Questo libro, che ha la forma di una lunga intervista condotta da Franco Marzoli, amico di Colombo sin dai tempi dell’Università, ripercorre una carriera formidabile, lunga più di quarant’anni, che si è sviluppata in seno a momenti drammatici della nostra vita repubblicana, così che oggi leggere delle indagini sulla Loggia P2, sui fondi neri dell’IRI e su Mani pulite significa ripercorrere il disegno storico delle vicende di un Paese in cui si continua a considerare la cosa pubblica come un’opportunità di arricchimento personale.
Un paese, l'Italia, in cui la giustizia viene spesso percepita come un ostacolo sulla via del fine ultimo cui puntano corrotti e corruttori, che è per l'appunto il “farla franca”.

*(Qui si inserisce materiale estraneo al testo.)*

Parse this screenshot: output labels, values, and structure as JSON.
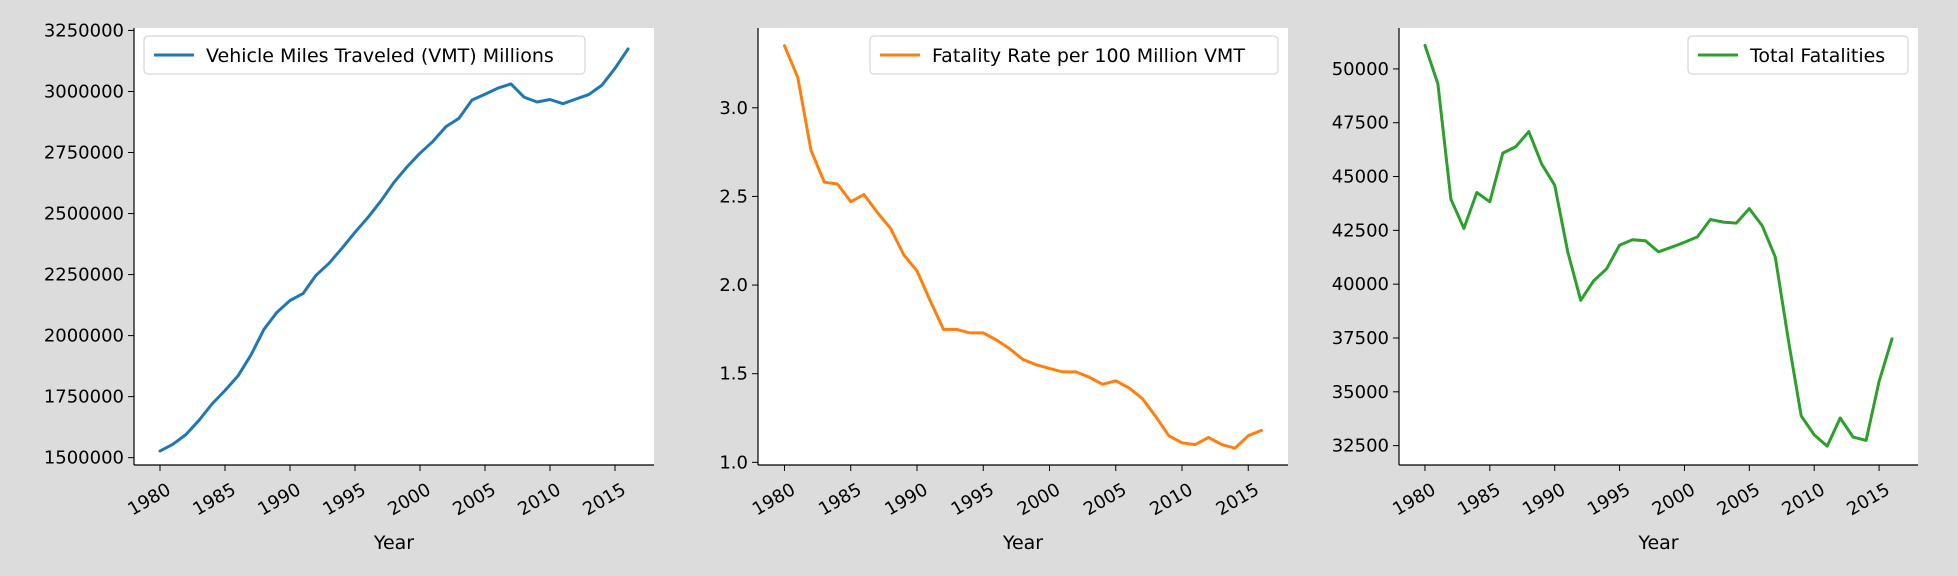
{
  "figure": {
    "background": "#dcdcdc"
  },
  "chart_data": [
    {
      "type": "line",
      "xlabel": "Year",
      "ylabel": "",
      "xlim": [
        1978,
        2018
      ],
      "ylim": [
        1470000,
        3260000
      ],
      "xticks": [
        1980,
        1985,
        1990,
        1995,
        2000,
        2005,
        2010,
        2015
      ],
      "yticks": [
        1500000,
        1750000,
        2000000,
        2250000,
        2500000,
        2750000,
        3000000,
        3250000
      ],
      "legend_position": "upper-left",
      "grid": false,
      "x": [
        1980,
        1981,
        1982,
        1983,
        1984,
        1985,
        1986,
        1987,
        1988,
        1989,
        1990,
        1991,
        1992,
        1993,
        1994,
        1995,
        1996,
        1997,
        1998,
        1999,
        2000,
        2001,
        2002,
        2003,
        2004,
        2005,
        2006,
        2007,
        2008,
        2009,
        2010,
        2011,
        2012,
        2013,
        2014,
        2015,
        2016
      ],
      "series": [
        {
          "name": "Vehicle Miles Traveled (VMT) Millions",
          "color": "#1f77b4",
          "values": [
            1527000,
            1555000,
            1595000,
            1653000,
            1720000,
            1775000,
            1835000,
            1921000,
            2026000,
            2096000,
            2144000,
            2172000,
            2247000,
            2296000,
            2358000,
            2423000,
            2484000,
            2552000,
            2628000,
            2691000,
            2747000,
            2796000,
            2856000,
            2890000,
            2965000,
            2989000,
            3014000,
            3031000,
            2977000,
            2957000,
            2967000,
            2950000,
            2969000,
            2988000,
            3026000,
            3095000,
            3174000
          ]
        }
      ]
    },
    {
      "type": "line",
      "xlabel": "Year",
      "ylabel": "",
      "xlim": [
        1978,
        2018
      ],
      "ylim": [
        0.985,
        3.45
      ],
      "xticks": [
        1980,
        1985,
        1990,
        1995,
        2000,
        2005,
        2010,
        2015
      ],
      "yticks": [
        "1.0",
        "1.5",
        "2.0",
        "2.5",
        "3.0"
      ],
      "legend_position": "upper-right",
      "grid": false,
      "x": [
        1980,
        1981,
        1982,
        1983,
        1984,
        1985,
        1986,
        1987,
        1988,
        1989,
        1990,
        1991,
        1992,
        1993,
        1994,
        1995,
        1996,
        1997,
        1998,
        1999,
        2000,
        2001,
        2002,
        2003,
        2004,
        2005,
        2006,
        2007,
        2008,
        2009,
        2010,
        2011,
        2012,
        2013,
        2014,
        2015,
        2016
      ],
      "series": [
        {
          "name": "Fatality Rate per 100 Million VMT",
          "color": "#ff7f0e",
          "values": [
            3.35,
            3.17,
            2.76,
            2.58,
            2.57,
            2.47,
            2.51,
            2.41,
            2.32,
            2.17,
            2.08,
            1.91,
            1.75,
            1.75,
            1.73,
            1.73,
            1.69,
            1.64,
            1.58,
            1.55,
            1.53,
            1.51,
            1.51,
            1.48,
            1.44,
            1.46,
            1.42,
            1.36,
            1.26,
            1.15,
            1.11,
            1.1,
            1.14,
            1.1,
            1.08,
            1.15,
            1.18
          ]
        }
      ]
    },
    {
      "type": "line",
      "xlabel": "Year",
      "ylabel": "",
      "xlim": [
        1978,
        2018
      ],
      "ylim": [
        31600,
        51900
      ],
      "xticks": [
        1980,
        1985,
        1990,
        1995,
        2000,
        2005,
        2010,
        2015
      ],
      "yticks": [
        32500,
        35000,
        37500,
        40000,
        42500,
        45000,
        47500,
        50000
      ],
      "legend_position": "upper-right",
      "grid": false,
      "x": [
        1980,
        1981,
        1982,
        1983,
        1984,
        1985,
        1986,
        1987,
        1988,
        1989,
        1990,
        1991,
        1992,
        1993,
        1994,
        1995,
        1996,
        1997,
        1998,
        1999,
        2000,
        2001,
        2002,
        2003,
        2004,
        2005,
        2006,
        2007,
        2008,
        2009,
        2010,
        2011,
        2012,
        2013,
        2014,
        2015,
        2016
      ],
      "series": [
        {
          "name": "Total Fatalities",
          "color": "#2ca02c",
          "values": [
            51091,
            49301,
            43945,
            42589,
            44257,
            43825,
            46087,
            46390,
            47087,
            45582,
            44599,
            41508,
            39250,
            40150,
            40716,
            41817,
            42065,
            42013,
            41501,
            41717,
            41945,
            42196,
            43005,
            42884,
            42836,
            43510,
            42708,
            41259,
            37423,
            33883,
            32999,
            32479,
            33782,
            32894,
            32744,
            35484,
            37461
          ]
        }
      ]
    }
  ]
}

Il rigore, caratteristica propria di Colombo, traspare da ogni riflessione, da ogni considerazione in calce ai difficilissimi momenti di cui egli è stato testimone e protagonista, ricoprendo cariche diverse e sempre interpretandole nel pieno riconoscimento della costituzione come momento fondamentale della nostra civiltà.
L'intervistatore è molto bravo anche a far emergere i contrasti che a volte si svilupparono in seno al pool formato da Colombo, D'Ambrosio, Borrelli, Di Pietro e Davigo. Anime diverse, diversissime, di una squadra che doveva assolutamente marciare unita e che, a dispetto di tutto, riuscì in un'impresa titanica.
In appendice, un ricco apparato di documenti, fra i quali troviamo una cronologia puntuale e dettagliata degli avvenimenti che scandirono l'inchiesta Mani pulite, alcune interviste rilasciate dallo stesso magistrato a testate giornalistiche all’epoca dei fatti, ma anche le lettere degli imputati che videro la propria reputazione irrimediabilmente compromessa in seguito alla tempesta che si scatenò sui giornali in quei mesi del 1992.
“Temo che Mani pulite, giudiziariamente sia servita a poco o a nulla, e che anche culturalmente sia servita a ben poco”, chiosa amaramente Colombo verso la fine del libro.
Questo, però, può permettersi di dirlo solo lui, che fu tra i massimi promotori dell’inchiesta.
Noi dobbiamo invece celebrare i vent’anni trascorsi da quel momento irripetibile, e cogliere ogni occasione per ribadire la nostra fiducia nella Costituzione, e specialmente in quell’articolo 3 che stabilisce come tutti i cittadini siano uguali davanti alla legge.